Many UVM students in that next generation paint a portrait of Kaza as a gifted teacher.
“She’s a professor who cares so wholeheartedly,” said Kerry Canton ’09, who has taken several of Kaza’s courses including Religion and Ecology and now is one of her teaching assistants. “Studying the environment can be stressful, but Stephanie always remains positive and looks for solutions.”
“Comprehensive” and “deeply understanding” are the words that came to senior Madison Monty’s mind in describing Kaza. “She understands a lot of different students’ perspectives,” Monty said.
“She really wants people to understand what she is studying. She makes sure you get it,” said Claire Johnson ’09, who noted that Kaza strongly supported student participation in the Powershift climate change demonstrations in Washington, D.C. last November.
The author of five books, including the newly published Mindfully Green, Kaza also co-chaired UVM’s Environmental Council for several years and was a key supporter of President Fogel’s recent decision to create a university-level Office of Sustainability.
“She believes we can fix our problems and wants us to get involved,” Canton said, “she sees strength in youth.”
This praise is echoed by faculty members, including UVM anthropologist Luis Vivanco. He called Kaza a visionary who, through her books and lectures, speaks beyond the academy to “lots of people in their everyday lives.”
In his remarks at the reception, Vivanco called for close connections between the Environmental Program and the newly launched Global and Regional Studies Program he directs, noting that education for sustainability is central to both programs.
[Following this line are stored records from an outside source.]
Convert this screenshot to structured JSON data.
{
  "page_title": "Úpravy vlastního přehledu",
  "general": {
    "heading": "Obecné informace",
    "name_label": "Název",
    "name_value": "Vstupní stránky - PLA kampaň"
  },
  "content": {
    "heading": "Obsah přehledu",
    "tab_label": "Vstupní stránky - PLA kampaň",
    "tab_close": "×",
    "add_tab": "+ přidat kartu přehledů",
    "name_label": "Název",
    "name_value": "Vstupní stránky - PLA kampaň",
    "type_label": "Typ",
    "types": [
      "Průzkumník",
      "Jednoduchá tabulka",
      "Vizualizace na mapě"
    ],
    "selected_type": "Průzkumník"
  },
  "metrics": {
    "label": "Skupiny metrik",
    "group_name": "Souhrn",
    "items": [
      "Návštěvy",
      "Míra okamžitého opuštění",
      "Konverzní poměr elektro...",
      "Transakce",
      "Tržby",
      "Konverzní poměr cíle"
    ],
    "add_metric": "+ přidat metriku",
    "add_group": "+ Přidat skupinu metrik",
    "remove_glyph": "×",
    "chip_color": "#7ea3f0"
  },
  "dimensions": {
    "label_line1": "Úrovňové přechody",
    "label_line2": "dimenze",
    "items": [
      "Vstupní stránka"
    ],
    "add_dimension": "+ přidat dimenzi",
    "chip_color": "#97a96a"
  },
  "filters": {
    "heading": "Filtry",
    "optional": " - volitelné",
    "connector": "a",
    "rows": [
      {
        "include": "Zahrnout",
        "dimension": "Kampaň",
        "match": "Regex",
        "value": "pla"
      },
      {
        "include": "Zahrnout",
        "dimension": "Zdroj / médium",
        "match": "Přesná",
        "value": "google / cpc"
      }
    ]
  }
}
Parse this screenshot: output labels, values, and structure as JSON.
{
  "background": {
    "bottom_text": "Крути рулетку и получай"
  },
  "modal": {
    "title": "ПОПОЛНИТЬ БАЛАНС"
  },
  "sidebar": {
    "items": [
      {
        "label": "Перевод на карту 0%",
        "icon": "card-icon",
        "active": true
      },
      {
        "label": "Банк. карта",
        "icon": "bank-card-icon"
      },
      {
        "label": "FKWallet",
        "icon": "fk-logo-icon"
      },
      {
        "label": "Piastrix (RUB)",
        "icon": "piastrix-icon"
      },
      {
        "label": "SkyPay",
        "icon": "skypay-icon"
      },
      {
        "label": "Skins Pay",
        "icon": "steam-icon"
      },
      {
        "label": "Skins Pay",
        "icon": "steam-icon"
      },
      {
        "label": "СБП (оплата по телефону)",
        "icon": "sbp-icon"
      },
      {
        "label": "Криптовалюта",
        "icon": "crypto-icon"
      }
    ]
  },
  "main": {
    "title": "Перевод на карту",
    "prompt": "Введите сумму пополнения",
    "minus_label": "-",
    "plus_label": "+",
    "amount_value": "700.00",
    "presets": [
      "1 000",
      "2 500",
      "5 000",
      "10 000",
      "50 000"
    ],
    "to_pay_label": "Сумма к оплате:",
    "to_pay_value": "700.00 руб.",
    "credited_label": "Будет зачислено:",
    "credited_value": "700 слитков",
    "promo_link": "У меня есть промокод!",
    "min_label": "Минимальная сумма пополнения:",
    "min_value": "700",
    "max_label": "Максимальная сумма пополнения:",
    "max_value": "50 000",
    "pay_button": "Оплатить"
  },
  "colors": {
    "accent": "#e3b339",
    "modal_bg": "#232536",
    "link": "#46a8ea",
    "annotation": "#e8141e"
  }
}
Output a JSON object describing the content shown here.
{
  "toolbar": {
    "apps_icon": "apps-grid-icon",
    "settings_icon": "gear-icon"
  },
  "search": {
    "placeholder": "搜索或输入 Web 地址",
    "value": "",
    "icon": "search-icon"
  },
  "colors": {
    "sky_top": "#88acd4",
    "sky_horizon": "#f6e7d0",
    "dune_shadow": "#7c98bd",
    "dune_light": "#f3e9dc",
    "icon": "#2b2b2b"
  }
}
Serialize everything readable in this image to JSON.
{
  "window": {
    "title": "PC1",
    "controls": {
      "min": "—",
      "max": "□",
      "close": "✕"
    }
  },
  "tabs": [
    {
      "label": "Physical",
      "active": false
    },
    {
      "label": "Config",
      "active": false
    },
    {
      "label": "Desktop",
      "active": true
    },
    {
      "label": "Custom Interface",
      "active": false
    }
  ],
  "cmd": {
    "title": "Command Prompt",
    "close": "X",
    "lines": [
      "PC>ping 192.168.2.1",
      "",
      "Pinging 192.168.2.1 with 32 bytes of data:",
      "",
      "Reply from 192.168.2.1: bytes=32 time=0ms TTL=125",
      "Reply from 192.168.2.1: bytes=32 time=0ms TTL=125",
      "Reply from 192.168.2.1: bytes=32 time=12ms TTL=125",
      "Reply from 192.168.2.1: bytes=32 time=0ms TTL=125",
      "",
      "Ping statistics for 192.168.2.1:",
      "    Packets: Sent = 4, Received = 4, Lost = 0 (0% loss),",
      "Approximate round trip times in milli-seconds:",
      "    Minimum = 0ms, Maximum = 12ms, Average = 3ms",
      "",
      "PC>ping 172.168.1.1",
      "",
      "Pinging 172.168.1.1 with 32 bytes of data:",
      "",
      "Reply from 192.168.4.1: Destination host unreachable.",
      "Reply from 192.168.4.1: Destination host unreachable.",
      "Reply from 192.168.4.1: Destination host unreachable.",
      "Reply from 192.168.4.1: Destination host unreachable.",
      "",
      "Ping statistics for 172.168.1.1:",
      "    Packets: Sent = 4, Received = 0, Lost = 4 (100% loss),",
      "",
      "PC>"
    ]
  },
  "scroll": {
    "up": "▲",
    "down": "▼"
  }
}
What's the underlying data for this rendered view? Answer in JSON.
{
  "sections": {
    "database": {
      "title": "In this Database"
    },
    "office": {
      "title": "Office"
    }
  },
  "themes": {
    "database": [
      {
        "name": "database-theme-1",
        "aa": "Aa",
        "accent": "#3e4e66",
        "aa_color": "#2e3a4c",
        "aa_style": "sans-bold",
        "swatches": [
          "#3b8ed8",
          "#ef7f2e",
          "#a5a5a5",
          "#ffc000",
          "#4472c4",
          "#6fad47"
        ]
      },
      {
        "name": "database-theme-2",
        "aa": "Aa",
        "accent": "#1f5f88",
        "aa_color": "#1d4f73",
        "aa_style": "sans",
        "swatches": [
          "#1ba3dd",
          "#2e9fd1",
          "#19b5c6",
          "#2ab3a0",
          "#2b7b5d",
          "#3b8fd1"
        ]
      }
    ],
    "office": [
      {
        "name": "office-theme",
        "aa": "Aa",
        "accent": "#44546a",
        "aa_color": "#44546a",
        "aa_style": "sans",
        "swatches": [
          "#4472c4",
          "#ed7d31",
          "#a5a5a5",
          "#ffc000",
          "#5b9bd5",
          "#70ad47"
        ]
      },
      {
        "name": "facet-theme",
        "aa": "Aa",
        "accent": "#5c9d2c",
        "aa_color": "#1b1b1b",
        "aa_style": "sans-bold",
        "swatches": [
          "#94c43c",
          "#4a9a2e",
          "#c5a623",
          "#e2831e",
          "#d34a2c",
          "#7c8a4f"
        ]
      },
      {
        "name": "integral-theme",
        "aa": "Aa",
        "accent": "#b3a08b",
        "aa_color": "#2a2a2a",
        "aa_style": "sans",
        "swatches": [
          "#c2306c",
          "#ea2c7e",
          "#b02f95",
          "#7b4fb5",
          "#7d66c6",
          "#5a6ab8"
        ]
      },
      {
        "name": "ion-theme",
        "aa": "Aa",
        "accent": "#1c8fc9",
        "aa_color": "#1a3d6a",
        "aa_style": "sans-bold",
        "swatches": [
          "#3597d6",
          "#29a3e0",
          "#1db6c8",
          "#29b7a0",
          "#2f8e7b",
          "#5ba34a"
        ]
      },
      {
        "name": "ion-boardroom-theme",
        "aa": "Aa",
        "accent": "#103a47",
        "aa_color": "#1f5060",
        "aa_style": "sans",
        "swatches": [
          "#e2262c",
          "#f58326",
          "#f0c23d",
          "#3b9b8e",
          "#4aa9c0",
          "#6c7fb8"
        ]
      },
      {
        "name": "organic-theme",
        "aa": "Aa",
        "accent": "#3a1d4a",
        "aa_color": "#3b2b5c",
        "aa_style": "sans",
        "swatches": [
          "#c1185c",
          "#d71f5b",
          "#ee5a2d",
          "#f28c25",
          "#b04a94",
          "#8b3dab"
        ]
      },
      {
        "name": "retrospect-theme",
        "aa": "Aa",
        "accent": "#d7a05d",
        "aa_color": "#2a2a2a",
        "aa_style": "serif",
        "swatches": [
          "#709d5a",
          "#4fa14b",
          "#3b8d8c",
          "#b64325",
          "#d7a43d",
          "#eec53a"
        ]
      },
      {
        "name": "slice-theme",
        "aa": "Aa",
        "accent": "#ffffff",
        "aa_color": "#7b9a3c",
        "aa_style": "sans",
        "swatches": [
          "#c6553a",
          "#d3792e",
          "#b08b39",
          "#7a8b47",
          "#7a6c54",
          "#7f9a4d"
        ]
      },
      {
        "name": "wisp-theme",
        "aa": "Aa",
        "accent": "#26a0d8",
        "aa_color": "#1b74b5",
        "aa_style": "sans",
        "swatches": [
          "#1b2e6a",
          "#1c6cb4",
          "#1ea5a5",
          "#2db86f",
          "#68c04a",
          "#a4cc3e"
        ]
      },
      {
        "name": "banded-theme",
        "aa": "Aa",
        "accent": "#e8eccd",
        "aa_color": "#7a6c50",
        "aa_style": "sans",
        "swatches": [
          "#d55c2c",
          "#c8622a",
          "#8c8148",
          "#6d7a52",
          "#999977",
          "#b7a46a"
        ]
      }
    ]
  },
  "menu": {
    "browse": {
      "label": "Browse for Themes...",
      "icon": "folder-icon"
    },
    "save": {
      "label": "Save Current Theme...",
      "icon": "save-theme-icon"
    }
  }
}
Vivanco sees Kaza’s new leadership post as “an opportunity to open the doors of the [environmental] program to faculty in other colleges, like Arts and Sciences.” Kaza affirmed this open-door approach in her remarks, noting that environmental studies is intrinsically multi-disciplinary and needs people from all backgrounds.
Which explains colleague Tom Hudspeth's story about Kaza. He was attending a regional meeting of environmental studies programs when a professor from another university approached him.
This professor used to be scared to “come out of the closet” to say, “I’m a humanities person,” Hudspeth recalled, because, “the people at my college are all ecologists and environmental policy people.” But Kaza made a spirited defense of the role of the humanities in environmental studies and the young professor concluded, “I’m going to stand tall because of my conversation with Stephanie Kaza.”